Navigator CO2 vice president of government and public affairs Elizabeth Burns-Thompson and Dell Rapids lawmaker Jon Hansen squared off in the Property Rights & CO2 Pipeline debate here at the Dacotah Bank Event Center, marking the first ever debate on eminent domain reform in South Dakota.
Hansen, a leader in the movement to remove carbon from the list of utilities eligible for the forced taking of land, and Burns-Thompson, representing not just Navigator but the carbon sequestration industry that hopes to bury carbon produced by ethanol plants underground, spent an hour fielding questions from moderator Sara Frankenstein on eminent domain, the future of the corn industry and domestic politics.

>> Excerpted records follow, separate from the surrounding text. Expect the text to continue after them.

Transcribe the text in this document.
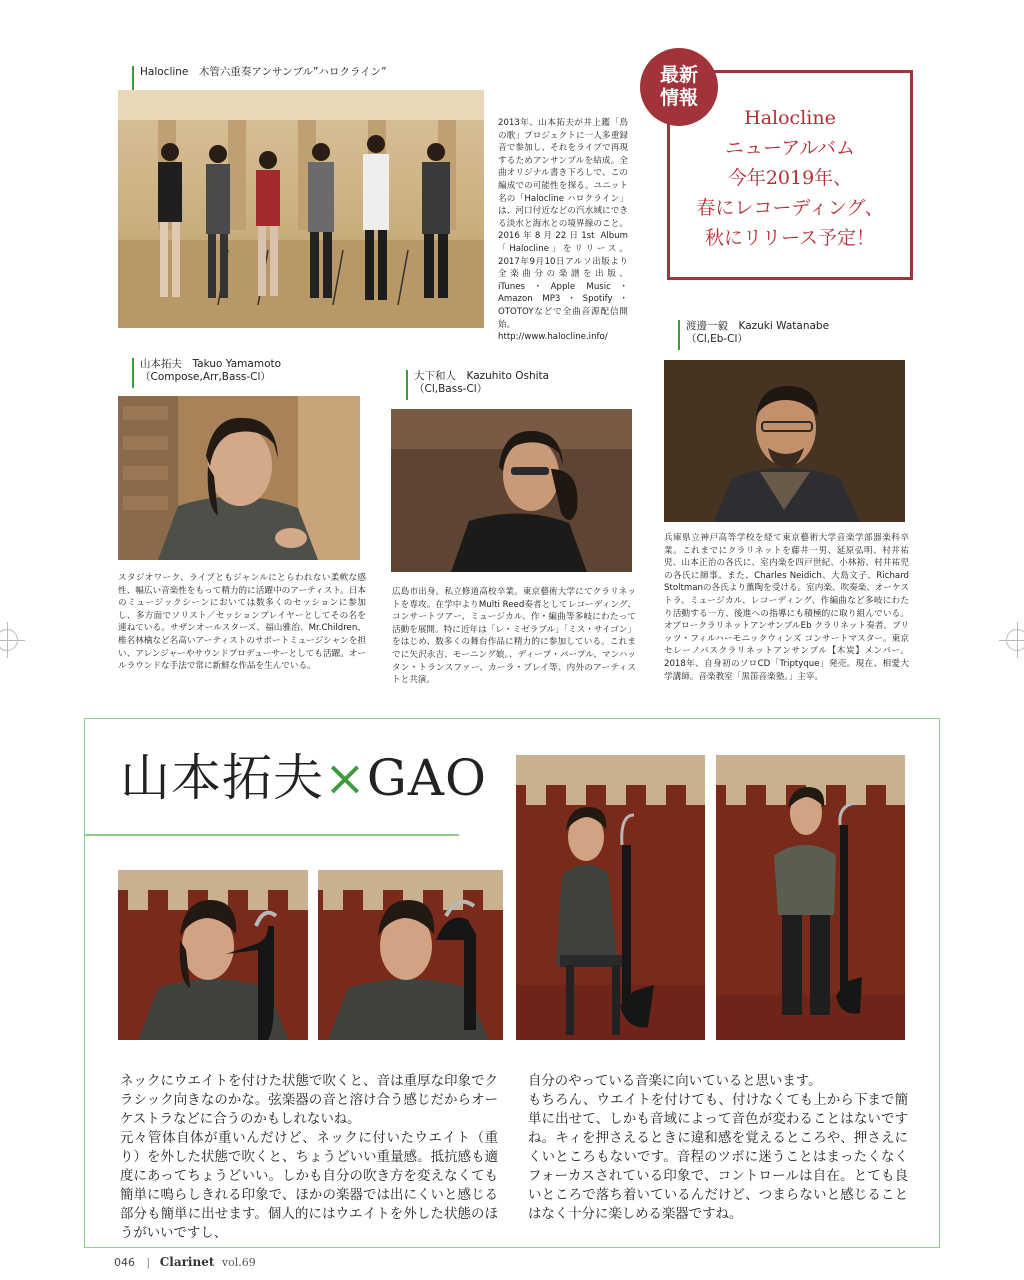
Halocline　木管六重奏アンサンブル”ハロクライン”
2013年、山本拓夫が井上鑑「鳥の歌」プロジェクトに一人多重録音で参加し、それをライブで再現するためアンサンブルを結成。全曲オリジナル書き下ろしで、この編成での可能性を探る。ユニット名の「Halocline ハロクライン」は、河口付近などの汽水域にできる淡水と海水との境界線のこと。2016年8月22日1st Album「Halocline」をリリース。2017年9月10日アルソ出版より全楽曲分の楽譜を出版、iTunes・Apple Music・Amazon MP3・Spotify・OTOTOYなどで全曲音源配信開始。
http://www.halocline.info/
最新
情報
Halocline
ニューアルバム
今年2019年、
春にレコーディング、
秋にリリース予定！
山本拓夫　Takuo Yamamoto
（Compose,Arr,Bass-Cl）
スタジオワーク、ライブともジャンルにとらわれない柔軟な感性、幅広い音楽性をもって精力的に活躍中のアーティスト。日本のミュージックシーンにおいては数多くのセッションに参加し、多方面でソリスト／セッションプレイヤーとしてその名を連ねている。サザンオールスターズ、福山雅治、Mr.Children、椎名林檎など名高いアーティストのサポートミュージシャンを担い、アレンジャーやサウンドプロデューサーとしても活躍。オールラウンドな手法で常に新鮮な作品を生んでいる。
大下和人　Kazuhito Oshita
（Cl,Bass-Cl）
広島市出身。私立修道高校卒業。東京藝術大学にてクラリネットを専攻。在学中よりMulti Reed奏者としてレコーディング、コンサートツアー、ミュージカル、作・編曲等多岐にわたって活動を展開。特に近年は「レ・ミゼラブル」「ミス・サイゴン」をはじめ、数多くの舞台作品に精力的に参加している。これまでに矢沢永吉、モーニング娘。、ディープ・パープル、マンハッタン・トランスファー、カーラ・ブレイ等、内外のアーティストと共演。
渡邊一毅　Kazuki Watanabe
（Cl,Eb-Cl）
兵庫県立神戸高等学校を経て東京藝術大学音楽学部器楽科卒業。これまでにクラリネットを藤井一男、延原弘明、村井祐児、山本正治の各氏に、室内楽を四戸世紀、小林裕、村井祐児の各氏に師事。また、Charles Neidich、大島文子、Richard Stoltmanの各氏より薫陶を受ける。室内楽、吹奏楽、オーケストラ、ミュージカル、レコーディング、作編曲など多岐にわたり活動する一方、後進への指導にも積極的に取り組んでいる。オブロークラリネットアンサンブルEb クラリネット奏者。ブリッツ・フィルハーモニックウィンズ コンサートマスター。東京セレーノバスクラリネットアンサンブル【木炭】メンバー。2018年、自身初のソロCD「Triptyque」発売。現在、相愛大学講師。音楽教室「黒笛音楽塾。」主宰。
山本拓夫×GAO

ネックにウエイトを付けた状態で吹くと、音は重厚な印象でクラシック向きなのかな。弦楽器の音と溶け合う感じだからオーケストラなどに合うのかもしれないね。

元々管体自体が重いんだけど、ネックに付いたウエイト（重り）を外した状態で吹くと、ちょうどいい重量感。抵抗感も適度にあってちょうどいい。しかも自分の吹き方を変えなくても簡単に鳴らしきれる印象で、ほかの楽器では出にくいと感じる部分も簡単に出せます。個人的にはウエイトを外した状態のほうがいいですし、

自分のやっている音楽に向いていると思います。

もちろん、ウエイトを付けても、付けなくても上から下まで簡単に出せて、しかも音域によって音色が変わることはないですね。キィを押さえるときに違和感を覚えるところや、押さえにくいところもないです。音程のツボに迷うことはまったくなくフォーカスされている印象で、コントロールは自在。とても良いところで落ち着いているんだけど、つまらないと感じることはなく十分に楽しめる楽器ですね。

046 | Clarinet vol.69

Hansen leaned on his South Dakota roots throughout the debate.
“Like many of the impacted landowners, I am a fifth generation South Dakotan,” Hansen said during his opening remarks. “My family took a claim under the Homestead Act to get here.”
Noting that fellow carbon pipeline company Summit Carbon Solutions (SCS) declined several invitations to the same forum, Hansen offered several nods of appreciation to Burns-Thompson for taking up the mantle of defending the pipelines in South Dakota.